OK so how does it work?
mm-ADT translates between underlying structures and allows users to create custom data types and value. Almost every data structure can be represented using the mm-ADT, Rodriguez said.
"What is a key-value store? A stream of 2-tuples. What is a wide-column store? Multiple streams of 2-tuples with the second component having more structure. What is a graph database? A stream of vertex tuples with projections to streams of incoming and outgoing edge tuples.
"mm-ADT is tuples composed of streams that are being fed from various heterogeneous data sources in the cluster. That's pretty much all there is to it."
Well not quite all.
mm-ADT features a low-level assembly language called mmlang and it's planned that higher-level languages will compile to mmlang bytecode so that developers can continue to use their favourite tools to query and manipulate data. This is becoming an increasingly important part of the picture, Rodriguez said.
"The beauty of mm-ADT, expanding on our work at Apache TinkerPop, is that one language exists regardless of the underlying storage systems and processing engines that serve to ground the computation in the physical world, i.e. that serve to compute."

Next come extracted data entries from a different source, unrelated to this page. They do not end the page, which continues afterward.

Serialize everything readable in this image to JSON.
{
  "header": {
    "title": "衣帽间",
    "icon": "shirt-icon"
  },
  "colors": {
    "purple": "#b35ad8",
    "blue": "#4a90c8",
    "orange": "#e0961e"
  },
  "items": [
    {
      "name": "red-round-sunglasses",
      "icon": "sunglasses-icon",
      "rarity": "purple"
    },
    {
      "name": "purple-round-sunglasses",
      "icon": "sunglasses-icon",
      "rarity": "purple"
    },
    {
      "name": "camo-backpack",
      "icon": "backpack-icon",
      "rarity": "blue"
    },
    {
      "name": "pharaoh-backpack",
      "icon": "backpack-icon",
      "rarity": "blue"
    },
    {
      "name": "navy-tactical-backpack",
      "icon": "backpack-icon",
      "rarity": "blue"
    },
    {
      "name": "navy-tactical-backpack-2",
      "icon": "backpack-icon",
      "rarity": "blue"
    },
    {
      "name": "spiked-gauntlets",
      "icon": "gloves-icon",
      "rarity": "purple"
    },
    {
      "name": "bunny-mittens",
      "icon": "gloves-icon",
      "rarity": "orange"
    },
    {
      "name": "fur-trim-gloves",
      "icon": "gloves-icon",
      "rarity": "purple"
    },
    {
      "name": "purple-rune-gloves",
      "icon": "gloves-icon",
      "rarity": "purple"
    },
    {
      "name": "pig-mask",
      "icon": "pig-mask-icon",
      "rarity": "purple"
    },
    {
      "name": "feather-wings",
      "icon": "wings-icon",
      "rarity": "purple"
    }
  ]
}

mm-ADT VM is analogous to the JVM but rather than enabling portability between devices and operating systems, it promotes agnosticism between database operations in distributed clusters.
"I hope we can create the first viable distributed programming language virtual machine akin to the JVM but where the ‘disks' are database nodes and the ‘processors' are the numerous CPUs across a vast array of machines," said Rodriguez.
"If users can program naturally with little concern for how data is moving across the cluster or how threads are being managed, then we will have an interesting product, indeed."
Predatory practices
If mm-ADT is a glimpse into the future of data processing, the chosen licensing model, the restrictive AGPL3, may be indicative of how developers feel it's necessary to protect their creations from the big cloud providers (see also MongoDB, Redis Labs and Confluent).
AWS said build it first and then we can talk about paying you
Rodriquez experienced this conflict first-hand while trying to raise funds to take Apache TinkerPop to the next stage.
"I contacted Amazon - a heavy user of TinkerPop both in their database product and internal for shipping - to ask for some funding to do TP4. They said: ‘Build it first, and then we can talk about paying you.' IBM had a similar response. I asked for a meagre amount from each, where the sum total was significantly under what a senior software engineer makes in the industry. I was devastated that the years I put into TinkerPop that has allowed them to make millions of dollars didn't make them grateful (or at least ‘respectfully' declining).
"It was an intense realisation for me. I decided to start a fresh new project that is AGPL to protect people from the major cloud vendors' predatory practices. That project is mm-ADT."